After a few years out east, she returned home to Chicago. In 1964, she began teaching photography at her alma mater, New Trier High School. The “shocking” job offer came to Barbara after the principal saw some of her work on display at a restaurant. “I never expected to teach; I just wanted to do my photography back then,” she explains, but now cherishes the rewards of teaching. Prior to her arrival, there was no photography department; instead it was an after-school club. Barbara insisted the subject be added to the art department, and ever since, photography has been an elective course at the highly respected high school.
In the meantime, she worked to develop her craft and received her master’s in photography from IIT. While much of Barbara’s work appears to be spontaneous, she always photographs with an idea in mind. “If I were to take pictures randomly, there’s no consistency of thought,” she remarks. “I need to develop a singular idea in order to get satisfaction that I’ve done something of worth…I can’t pick up a camera without getting serious, even if I am interested in capturing a certain type of chaos in a picture.” As she began to gather more accolades for her cutting-edge imagery, she was recruited to impart her wisdom to older pupils as a professor at the School of the Art Institute of Chicago. She was even invited by Ansel Adams to teach one of his Yosemite workshops. Barbara has been the recipient of two National Endowment for the Arts grants, an Illinois Arts Council Fellowship Award in Photography, and a John Simon Guggenheim Memorial Fellowship in Photography grant. Her work is now included in the permanent collections of the Museum of Modern Art, Art Institute of Chicago, and Museum of Contemporary Photography.

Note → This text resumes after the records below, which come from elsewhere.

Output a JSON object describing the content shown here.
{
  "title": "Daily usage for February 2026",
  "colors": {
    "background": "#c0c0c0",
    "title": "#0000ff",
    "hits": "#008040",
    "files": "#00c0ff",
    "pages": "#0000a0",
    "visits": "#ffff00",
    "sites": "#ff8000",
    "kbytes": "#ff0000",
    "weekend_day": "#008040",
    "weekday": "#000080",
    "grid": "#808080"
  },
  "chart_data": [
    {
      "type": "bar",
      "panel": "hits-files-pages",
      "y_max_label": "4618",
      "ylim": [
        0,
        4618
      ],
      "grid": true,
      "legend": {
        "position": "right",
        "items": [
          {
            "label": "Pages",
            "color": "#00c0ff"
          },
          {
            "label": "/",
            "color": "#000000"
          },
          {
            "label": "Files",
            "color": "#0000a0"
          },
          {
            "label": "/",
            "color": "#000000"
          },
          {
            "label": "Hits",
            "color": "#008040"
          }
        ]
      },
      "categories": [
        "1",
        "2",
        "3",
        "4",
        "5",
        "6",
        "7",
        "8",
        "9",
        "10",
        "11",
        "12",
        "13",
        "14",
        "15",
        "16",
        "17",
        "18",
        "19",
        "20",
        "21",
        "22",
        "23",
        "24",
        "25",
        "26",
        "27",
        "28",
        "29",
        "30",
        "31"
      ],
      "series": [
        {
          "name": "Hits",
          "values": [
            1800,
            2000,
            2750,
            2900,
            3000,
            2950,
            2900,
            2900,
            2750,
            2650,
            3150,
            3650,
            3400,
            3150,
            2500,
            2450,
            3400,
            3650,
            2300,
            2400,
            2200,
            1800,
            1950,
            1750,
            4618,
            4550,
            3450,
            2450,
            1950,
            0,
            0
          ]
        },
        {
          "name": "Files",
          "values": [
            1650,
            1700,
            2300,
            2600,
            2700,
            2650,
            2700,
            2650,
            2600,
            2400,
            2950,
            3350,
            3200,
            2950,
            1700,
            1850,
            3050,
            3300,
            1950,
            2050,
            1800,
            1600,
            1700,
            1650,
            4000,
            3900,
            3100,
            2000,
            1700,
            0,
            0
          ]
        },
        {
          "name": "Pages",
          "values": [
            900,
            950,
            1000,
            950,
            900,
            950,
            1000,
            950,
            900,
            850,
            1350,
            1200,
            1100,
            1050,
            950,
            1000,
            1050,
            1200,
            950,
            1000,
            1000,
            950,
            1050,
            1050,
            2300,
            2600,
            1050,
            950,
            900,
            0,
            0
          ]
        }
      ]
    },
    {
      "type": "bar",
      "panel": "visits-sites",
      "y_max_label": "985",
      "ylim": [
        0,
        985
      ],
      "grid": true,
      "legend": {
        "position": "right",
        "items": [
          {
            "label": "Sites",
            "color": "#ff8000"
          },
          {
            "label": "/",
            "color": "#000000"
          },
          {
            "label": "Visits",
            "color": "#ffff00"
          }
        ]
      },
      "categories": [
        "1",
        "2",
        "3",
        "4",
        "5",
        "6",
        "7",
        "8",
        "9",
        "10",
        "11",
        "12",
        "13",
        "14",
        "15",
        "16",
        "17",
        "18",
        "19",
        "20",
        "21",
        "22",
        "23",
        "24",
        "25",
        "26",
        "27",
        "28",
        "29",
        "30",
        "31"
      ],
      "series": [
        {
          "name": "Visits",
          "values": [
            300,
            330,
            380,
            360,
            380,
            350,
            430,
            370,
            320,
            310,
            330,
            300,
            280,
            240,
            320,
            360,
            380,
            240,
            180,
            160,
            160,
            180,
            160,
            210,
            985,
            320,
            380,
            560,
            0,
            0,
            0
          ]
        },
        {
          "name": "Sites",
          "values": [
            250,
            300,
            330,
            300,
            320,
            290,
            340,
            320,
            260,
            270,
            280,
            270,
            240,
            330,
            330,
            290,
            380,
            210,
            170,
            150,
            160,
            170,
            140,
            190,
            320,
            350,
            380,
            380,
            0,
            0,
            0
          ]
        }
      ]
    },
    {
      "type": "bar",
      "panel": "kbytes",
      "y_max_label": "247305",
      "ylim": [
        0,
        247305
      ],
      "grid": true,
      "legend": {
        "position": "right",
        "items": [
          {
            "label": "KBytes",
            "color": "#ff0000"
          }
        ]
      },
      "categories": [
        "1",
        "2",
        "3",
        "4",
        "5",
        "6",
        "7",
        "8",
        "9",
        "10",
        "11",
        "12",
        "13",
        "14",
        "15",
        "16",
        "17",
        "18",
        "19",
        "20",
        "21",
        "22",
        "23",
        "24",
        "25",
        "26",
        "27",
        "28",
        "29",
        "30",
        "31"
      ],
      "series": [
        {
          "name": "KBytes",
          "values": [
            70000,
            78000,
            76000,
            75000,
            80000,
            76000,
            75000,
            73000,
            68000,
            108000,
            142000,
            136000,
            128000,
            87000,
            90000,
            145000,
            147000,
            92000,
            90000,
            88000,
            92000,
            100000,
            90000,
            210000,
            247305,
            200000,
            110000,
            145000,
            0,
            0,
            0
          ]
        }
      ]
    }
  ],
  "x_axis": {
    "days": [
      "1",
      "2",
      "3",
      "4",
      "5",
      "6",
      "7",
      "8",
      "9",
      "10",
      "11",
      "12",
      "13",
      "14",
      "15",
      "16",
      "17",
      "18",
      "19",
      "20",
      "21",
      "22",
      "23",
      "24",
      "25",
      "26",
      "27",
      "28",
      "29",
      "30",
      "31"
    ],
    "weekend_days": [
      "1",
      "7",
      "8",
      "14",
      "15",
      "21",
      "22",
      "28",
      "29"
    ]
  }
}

Though she has since retired from teaching, Barbara definitely has not abandoned photography. She remains mostly devoted to shooting in Chicago because of her familiarity with the surroundings. She knows where the light will fall at a particular time of day and the quality of the light in any weather condition. Plus, she adores the open waterfront. “It’s a gorgeous, vibrant city with an amazing lakefront,” she describes. “I like photographing thick crowds, so Taste of Chicago and Oak Street Beach are perfect venues. On a hot Sunday, it’s the best."